Like the unbreakable man he was, Jack waited for them in the hospital bed, one of his legs in a cast and one of his arms wrapped up in tight bandages.
There were scratches on his face and a greenish tint to his cheeks.
But he was almost fully intact. Charlotte took a breath and wrapped her arms around him.
“What happened?” she whispered.
Jack shook his head. He couldn’t meet her eyes.
Charlotte leaned back and tried to read his mind, a difficult task after years of lying and not understanding the Whitmores or what they wanted from one another.
It was clear that Jack had no plans to tell her what happened, why the accident had occurred, and, for Charlotte, there seemed to be only one reason.
It had been Jack’s fault. An icy feeling came over her heart, and she sat down and cupped her knees.
Kathy did better with him, at least at first. “I can’t believe you’re all right.”
Jack flared his nostrils. “I couldn’t believe we were flying through the air like that.”

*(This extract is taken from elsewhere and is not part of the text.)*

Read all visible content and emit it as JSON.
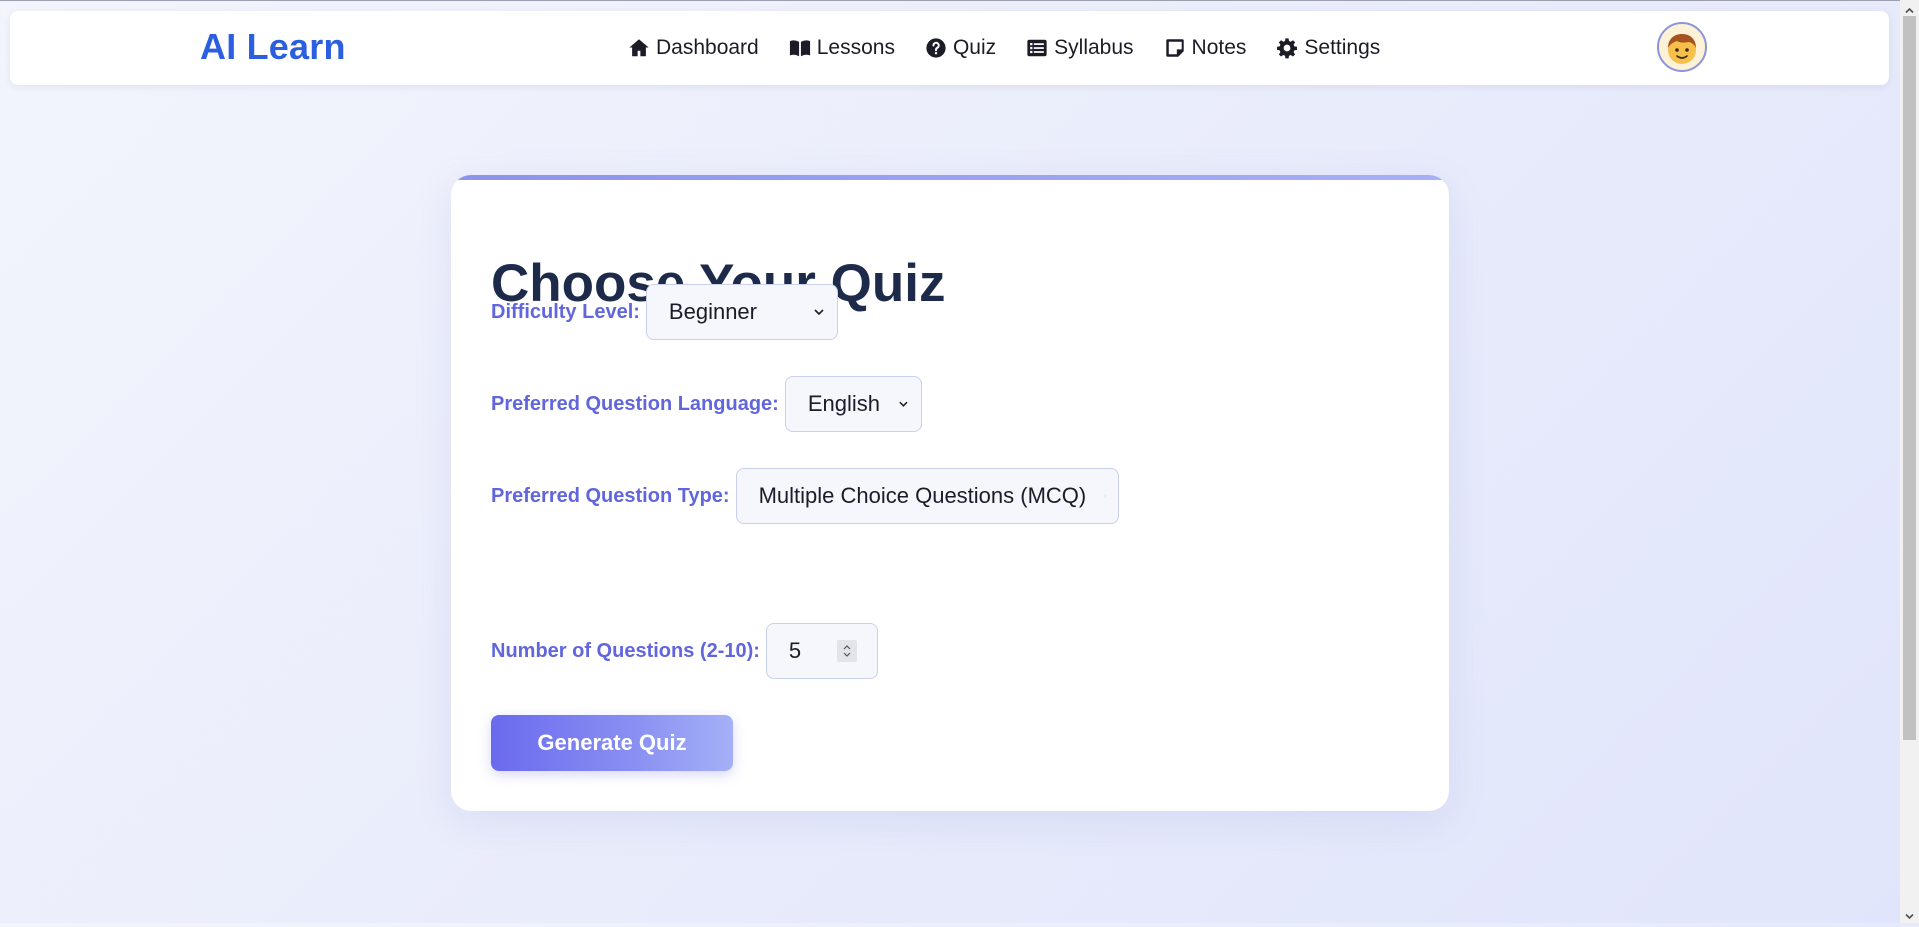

Charlotte remembered how Kathy had spoken about Jack and Ralph, driving too fast and listening to music. Had they been so reckless the entire way?
“How are the people in the other car?” Jack asked.
“We don’t know,” Kathy said. “We only know about you.”
“And Ralph?”
Charlotte’s voice was harder than she’d planned. “He’s in surgery.”
Jack’s face grew shadowed with horror.
Charlotte couldn’t remain in Jack’s room for long.
Her heart was beating at irregular intervals.
She genuinely felt she was going insane.
Eventually, she and Kathy went to the waiting room, where they sat, holding hands, for the next two hours.
It felt like years before someone came to tell them that Ralph would maybe never walk again.
Charlotte was stricken. Half stumbling down the hall to meet her love, she prepared herself for the worst. And when she turned the corner to find him, she saw unfocused eyes that seemed to look at her as though she were a stranger.